Evaluation of genotoxic effects of 3-methyl-5-(4-carboxycyclohexylmethyl)-tetrahydro-2H-1,3,5-thiadiazine-2-thione on human peripheral lymphocytes

• Published in: Pharmaceutical biology Vol. 55; no. 1; pp. 1228 - 1233
• Main Authors: Avuloğlu-Yılmaz, Ece, Yüzbaşıoğlu, Deniz, Özçelik, Azime Berna, Ersan, Seyhan, Ünal, Fatma
• Format: Journal Article
• Language: English
• Published: England Taylor & Francis 01.01.2017; Taylor & Francis Ltd; Taylor & Francis Group
• Subjects: Adult; Antifibrinolytic agents; Cells, Cultured; Chromosome aberrations; DNA damage; DNA Damage - drug effects; DNA Damage - genetics; Dose-Response Relationship, Drug; Drug Evaluation, Preclinical - methods; Female; Genotoxicity; Humans; Hydrogen peroxide; Hydrogen Peroxide - toxicity; lymhocyte culture; Lymphocytes; Lymphocytes - drug effects; Lymphocytes - physiology; Male; Mutagenicity Tests - methods; Sodium hydroxide; Thiazines - toxicity; Thiones - toxicity; Tranexamic acid; genotoxicity; Tranexamic acid; lymhocyte culture; DNA damage
• ISSN: 1388-0209; 1744-5116
• DOI: 10.1080/13880209.2017.1296000

Context: Tranexamic acid is commonly used for curing abnormal bleeding in a variety of diseases. In a previous study, 12 different tetrahydro-2H-1,3,5-thiadiazine derivatives were synthesized from the amine group of tranexamic acid. Their antifibrinolytic and antimicrobial activities were compared with tranexamic acid. 3-Methyl-5-(4-carboxycyclohexylmethyl)-tetrahydro-2H-1,3,5-thiadiazine-2-thione (3-MTTT) was the most remarkable one, which may be used as a drug. Objectives: In vitro genotoxicity of 3-MTTT was investigated using chromosome aberrations (CAs), sister chromatid exchanges (SCEs), micronucleus (MN) and comet assays. Materials and methods: Various concentrations 0.78, 1.56, 3.13, 6.25, 12.50 and 25.00 μg/mL of 3-MTTT were applied to lymphocytes obtained from two donors for periods of 24 and 48 h.
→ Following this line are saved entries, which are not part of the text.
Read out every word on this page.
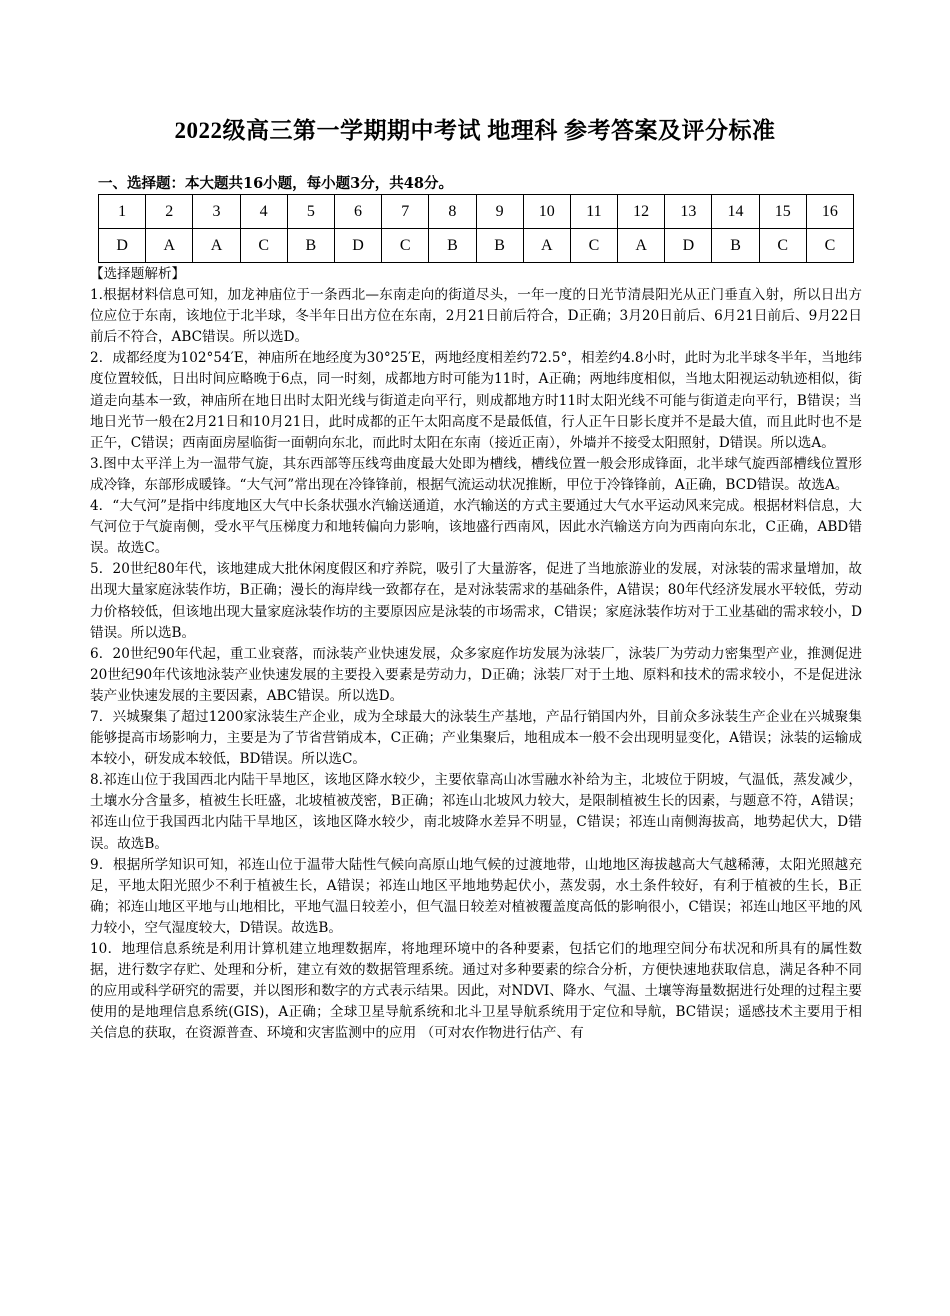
2022级高三第一学期期中考试 地理科 参考答案及评分标准
一、选择题：本大题共16小题，每小题3分，共48分。
1	2	3	4	5	6	7	8	9	10	11	12	13	14	15	16
D	A	A	C	B	D	C	B	B	A	C	A	D	B	C	C

【选择题解析】

1.根据材料信息可知，加龙神庙位于一条西北—东南走向的街道尽头，一年一度的日光节清晨阳光从正门垂直入射，所以日出方位应位于东南，该地位于北半球，冬半年日出方位在东南，2月21日前后符合，D正确；3月20日前后、6月21日前后、9月22日前后不符合，ABC错误。所以选D。

2．成都经度为102°54′E，神庙所在地经度为30°25′E，两地经度相差约72.5°，相差约4.8小时，此时为北半球冬半年，当地纬度位置较低，日出时间应略晚于6点，同一时刻，成都地方时可能为11时，A正确；两地纬度相似，当地太阳视运动轨迹相似，街道走向基本一致，神庙所在地日出时太阳光线与街道走向平行，则成都地方时11时太阳光线不可能与街道走向平行，B错误；当地日光节一般在2月21日和10月21日，此时成都的正午太阳高度不是最低值，行人正午日影长度并不是最大值，而且此时也不是正午，C错误；西南面房屋临街一面朝向东北，而此时太阳在东南（接近正南），外墙并不接受太阳照射，D错误。所以选A。

3.图中太平洋上为一温带气旋，其东西部等压线弯曲度最大处即为槽线，槽线位置一般会形成锋面，北半球气旋西部槽线位置形成冷锋，东部形成暖锋。“大气河”常出现在冷锋锋前，根据气流运动状况推断，甲位于冷锋锋前，A正确，BCD错误。故选A。

4．“大气河”是指中纬度地区大气中长条状强水汽输送通道，水汽输送的方式主要通过大气水平运动风来完成。根据材料信息，大气河位于气旋南侧，受水平气压梯度力和地转偏向力影响，该地盛行西南风，因此水汽输送方向为西南向东北，C正确，ABD错误。故选C。

5．20世纪80年代，该地建成大批休闲度假区和疗养院，吸引了大量游客，促进了当地旅游业的发展，对泳装的需求量增加，故出现大量家庭泳装作坊，B正确；漫长的海岸线一致都存在，是对泳装需求的基础条件，A错误；80年代经济发展水平较低，劳动力价格较低，但该地出现大量家庭泳装作坊的主要原因应是泳装的市场需求，C错误；家庭泳装作坊对于工业基础的需求较小，D错误。所以选B。

6．20世纪90年代起，重工业衰落，而泳装产业快速发展，众多家庭作坊发展为泳装厂，泳装厂为劳动力密集型产业，推测促进20世纪90年代该地泳装产业快速发展的主要投入要素是劳动力，D正确；泳装厂对于土地、原料和技术的需求较小，不是促进泳装产业快速发展的主要因素，ABC错误。所以选D。

7．兴城聚集了超过1200家泳装生产企业，成为全球最大的泳装生产基地，产品行销国内外，目前众多泳装生产企业在兴城聚集能够提高市场影响力，主要是为了节省营销成本，C正确；产业集聚后，地租成本一般不会出现明显变化，A错误；泳装的运输成本较小，研发成本较低，BD错误。所以选C。

8.祁连山位于我国西北内陆干旱地区，该地区降水较少，主要依靠高山冰雪融水补给为主，北坡位于阴坡，气温低，蒸发减少，土壤水分含量多，植被生长旺盛，北坡植被茂密，B正确；祁连山北坡风力较大，是限制植被生长的因素，与题意不符，A错误；祁连山位于我国西北内陆干旱地区，该地区降水较少，南北坡降水差异不明显，C错误；祁连山南侧海拔高，地势起伏大，D错误。故选B。

9．根据所学知识可知，祁连山位于温带大陆性气候向高原山地气候的过渡地带，山地地区海拔越高大气越稀薄，太阳光照越充足，平地太阳光照少不利于植被生长，A错误；祁连山地区平地地势起伏小，蒸发弱，水土条件较好，有利于植被的生长，B正确；祁连山地区平地与山地相比，平地气温日较差小，但气温日较差对植被覆盖度高低的影响很小，C错误；祁连山地区平地的风力较小，空气湿度较大，D错误。故选B。

10．地理信息系统是利用计算机建立地理数据库，将地理环境中的各种要素，包括它们的地理空间分布状况和所具有的属性数据，进行数字存贮、处理和分析，建立有效的数据管理系统。通过对多种要素的综合分析，方便快速地获取信息，满足各种不同的应用或科学研究的需要，并以图形和数字的方式表示结果。因此，对NDVI、降水、气温、土壤等海量数据进行处理的过程主要使用的是地理信息系统(GIS)，A正确；全球卫星导航系统和北斗卫星导航系统用于定位和导航，BC错误；遥感技术主要用于相关信息的获取，在资源普查、环境和灾害监测中的应用 （可对农作物进行估产、有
A negative (distilled water), a solvent (2:1 PBS:10% NaOH for cultured lymphocyte, and PBS for isolated lymphocytes) and a positive control (MMC for cultured lymphocytes and H 2 O 2 for isolated lymphocytes) were also maintained. Results: While this compound did not increase the frequency of abnormal cells and CA/cell ratio compared to negative control (except 48 h, 25 μg/mL), it significantly increased the frequency of SCEs at the four highest concentrations at both treatment periods (except 6.25 μg/mL, 48 h). It significantly decreased the MI in all the concentrations at 24 h (except 0.78 μg/mL) and in the highest three concentrations at 48 h. This compound did not significantly increase the frequency of MN and DNA damage compared to negative control. This compound did not affect the replication and nuclear division index. Discussion and conclusion: Our results demonstrated that this compound does not represent a significant risk at the genetic level in in vitro human lymphocytes.